No hay que olvidar que en España hay medio millón de afectados y que cada año se producen más de cien mil casos. Las asociaciones les orientan, representan y siempre están reclamando recursos. ¿No es más fácil lograr que alguien se reinserte a darle por perdido y pagarle una pensión? Puede que ya nada sea igual, pero no por eso hay que tirar la toalla.

Muchos de ellos, desde luego, no desfallecen. Muestran una inexplicable fortaleza y denuncian el desamparo que sienten cuando salen de la burbuja hospitalaria. Entonces, se adentran en un desierto asistencial, la vuelta a casa es un abismo y la forma de relacionarse con los demás, se complica.

Hay quien se siente abandonado frente a semejante montaña de dificultades y algunos reconocen que es un proceso de adaptación que conlleva un gran coste emocional. El objetivo, sin duda, es poder alcanzar una autonomía suficiente. Para ello, los expertos recomiendan reforzar la figura del asistente personal y facilitar la accesibilidad en todos los ámbitos.

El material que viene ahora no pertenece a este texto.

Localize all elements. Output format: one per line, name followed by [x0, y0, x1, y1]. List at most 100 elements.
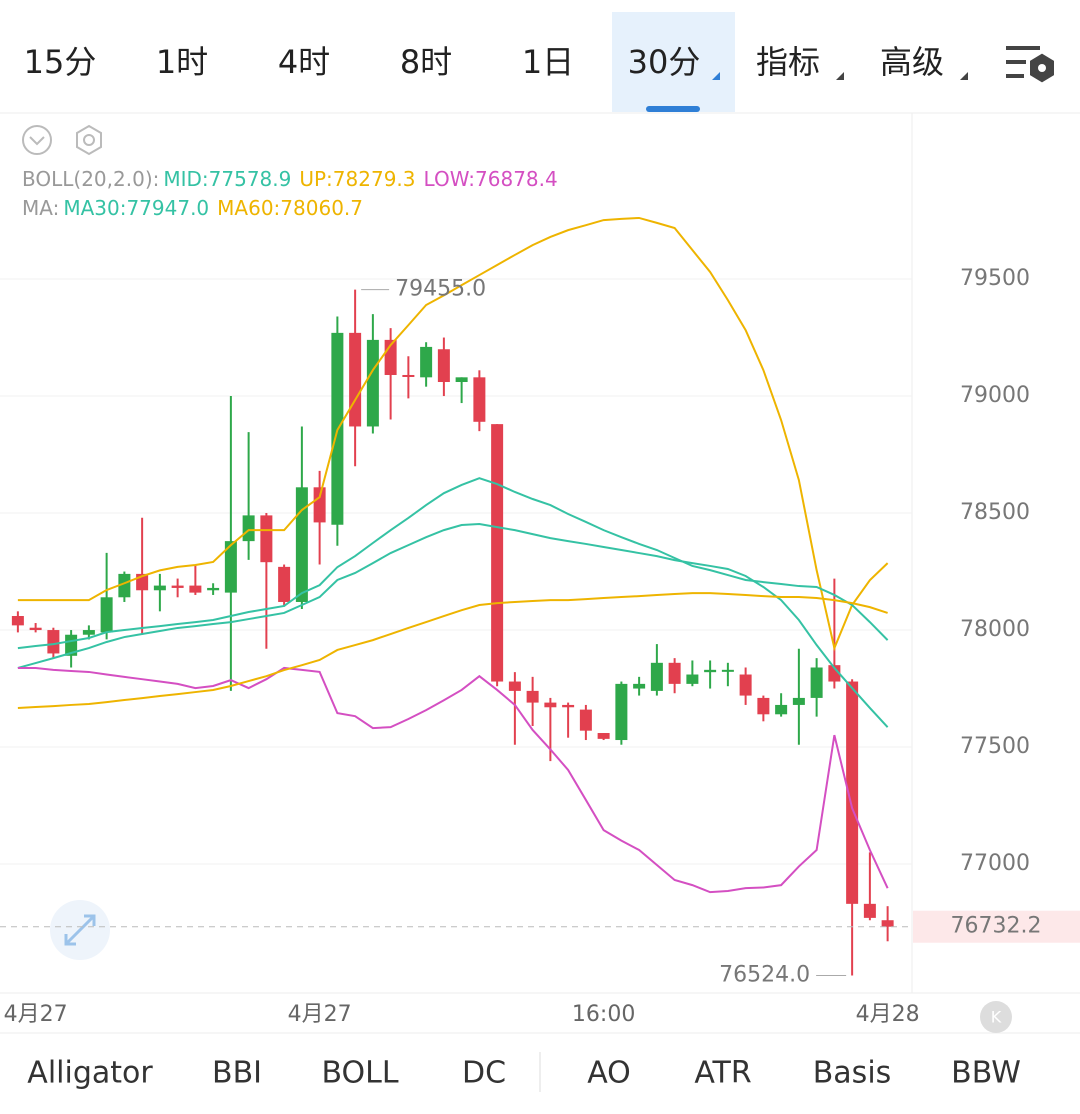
timeframe-tab[interactable]: 8时: [400, 43, 452, 81]
gear-icon[interactable]: [76, 124, 102, 156]
ma-legend: MA: MA30:77947.0 MA60:78060.7: [22, 196, 363, 220]
last-price-label: 76732.2: [951, 914, 1042, 939]
x-tick-label: 16:00: [572, 1002, 635, 1027]
candle-body: [242, 515, 255, 542]
y-tick-label: 77000: [960, 851, 1030, 876]
candle-body: [686, 674, 699, 684]
candle-body: [757, 697, 770, 715]
candle-body: [278, 566, 291, 602]
indicator-tab[interactable]: Alligator: [27, 1056, 153, 1091]
candle-body: [704, 669, 717, 673]
x-tick-label: 4月28: [856, 1002, 920, 1027]
legend-item: UP:78279.3: [299, 167, 415, 191]
candle-body: [668, 662, 681, 684]
timeframe-tab[interactable]: 指标: [756, 43, 820, 81]
candle-body: [544, 702, 557, 708]
candle-body: [100, 597, 113, 633]
candle-body: [11, 616, 24, 626]
timeframe-tab[interactable]: 4时: [278, 43, 330, 81]
y-tick-label: 79000: [960, 383, 1030, 408]
x-tick-label: 4月27: [288, 1002, 352, 1027]
dropdown-caret: [960, 72, 968, 80]
candle-body: [597, 733, 610, 739]
candle-body: [810, 667, 823, 698]
candle-body: [349, 332, 362, 427]
candle-body: [508, 681, 521, 691]
candle-body: [491, 424, 504, 682]
candle-body: [82, 630, 95, 635]
indicator-line: [17, 477, 889, 650]
dropdown-caret: [712, 72, 720, 80]
candle-body: [792, 697, 805, 705]
last-price-box: [913, 910, 1080, 943]
candle-body: [402, 374, 415, 377]
candle-body: [775, 704, 788, 715]
timeframe-tab[interactable]: 15分: [24, 43, 97, 81]
dropdown-caret: [836, 72, 844, 80]
y-tick-label: 79500: [960, 266, 1030, 291]
candle-body: [366, 339, 379, 427]
candle-body: [739, 674, 752, 696]
indicator-tab[interactable]: ATR: [694, 1056, 751, 1091]
indicator-tab[interactable]: AO: [587, 1056, 631, 1091]
legend-item: MID:77578.9: [163, 167, 291, 191]
timeframe-tab[interactable]: 1时: [156, 43, 208, 81]
candle-body: [863, 903, 876, 918]
legend-name: MA:: [22, 196, 59, 220]
candle-body: [633, 683, 646, 689]
indicator-tab[interactable]: Basis: [813, 1056, 892, 1091]
candle-body: [189, 585, 202, 593]
timeframe-tab[interactable]: 30分: [628, 43, 701, 81]
indicator-tab[interactable]: BBW: [951, 1056, 1021, 1091]
candle-body: [224, 541, 237, 593]
svg-text:K: K: [991, 1008, 1002, 1027]
indicator-tab[interactable]: BOLL: [321, 1056, 398, 1091]
boll-legend: BOLL(20,2.0): MID:77578.9 UP:78279.3 LOW:76…: [22, 167, 558, 191]
indicator-line: [17, 666, 889, 894]
candle-body: [721, 669, 734, 672]
candle-body: [153, 585, 166, 591]
indicator-line: [17, 523, 889, 728]
x-tick-label: 4月27: [4, 1002, 68, 1027]
collapse-icon[interactable]: [22, 125, 52, 155]
candle-body: [846, 681, 859, 904]
reset-icon[interactable]: K: [980, 1001, 1012, 1033]
indicator-tab[interactable]: BBI: [212, 1056, 262, 1091]
candle-body: [29, 627, 42, 631]
legend-item: MA60:78060.7: [217, 196, 363, 220]
candle-body: [650, 662, 663, 691]
candle-body: [260, 515, 273, 563]
candle-body: [615, 683, 628, 741]
candle-body: [881, 920, 894, 927]
candle-body: [295, 487, 308, 602]
candle-body: [437, 349, 450, 383]
indicator-line: [17, 592, 888, 709]
candle-body: [118, 573, 131, 598]
candle-body: [207, 587, 220, 591]
y-tick-label: 78500: [960, 500, 1030, 525]
candle-body: [562, 704, 575, 708]
candle-body: [579, 709, 592, 731]
candle-body: [171, 585, 184, 588]
expand-icon[interactable]: [50, 900, 110, 960]
candle-body: [828, 665, 841, 682]
timeframe-tab[interactable]: 高级: [880, 43, 944, 81]
candle-body: [526, 690, 539, 703]
y-tick-label: 78000: [960, 617, 1030, 642]
timeframe-tab[interactable]: 1日: [522, 43, 574, 81]
legend-item: LOW:76878.4: [424, 167, 558, 191]
candle-body: [47, 630, 60, 654]
indicator-line: [17, 216, 889, 652]
candle-body: [455, 377, 468, 383]
low-marker-label: 76524.0: [719, 962, 810, 987]
active-tab-indicator: [646, 106, 700, 112]
y-tick-label: 77500: [960, 734, 1030, 759]
legend-item: MA30:77947.0: [63, 196, 209, 220]
high-marker-label: 79455.0: [395, 277, 486, 302]
candle-body: [473, 377, 486, 422]
active-tab-bg: [612, 12, 735, 112]
settings-icon[interactable]: [1006, 46, 1054, 83]
indicator-tab[interactable]: DC: [462, 1056, 506, 1091]
candle-body: [313, 487, 326, 523]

Cuando escucho los testimonios de personas con una discapacidad sobrevenida, siempre pienso en lo afortunados que somos. Es una lástima que nos demos cuenta de este tipo de cosas al compararnos. No sabemos que la felicidad es eso que uno está viviendo mientras va lamentándose de todo.

Los cuidadores sí que tienen derecho a quejarse. Recuerdo a Paloma contándome su paso por el psicólogo: “Necesitamos ayuda. No somos robots, somos humanos, somos frágiles, caemos, nos rompemos y nos deprimimos. Esta es una carrera de fondo y hay que seguir adelante”. Las familias son luchadoras porque no tienen más remedio. A pesar de ello, su adaptación es admirable.

A mucha gente le cambia todo alrededor de un día para otro. Le puede pasar a cualquiera. Joan Didion lo plasmó muy bien en El año del pensamiento mágico, al relatar la muerte repentina de su marido: “La vida cambia deprisa. La vida cambia en un instante. Te sientas a cenar y la vida que conocías se acaba”. Quien lo haya leído, no podrá olvidar nunca estas palabras. Son tan demoledoras que permanecen para siempre en la mente de uno y ayudan a comprender que hay que disfrutar del aquí y el ahora.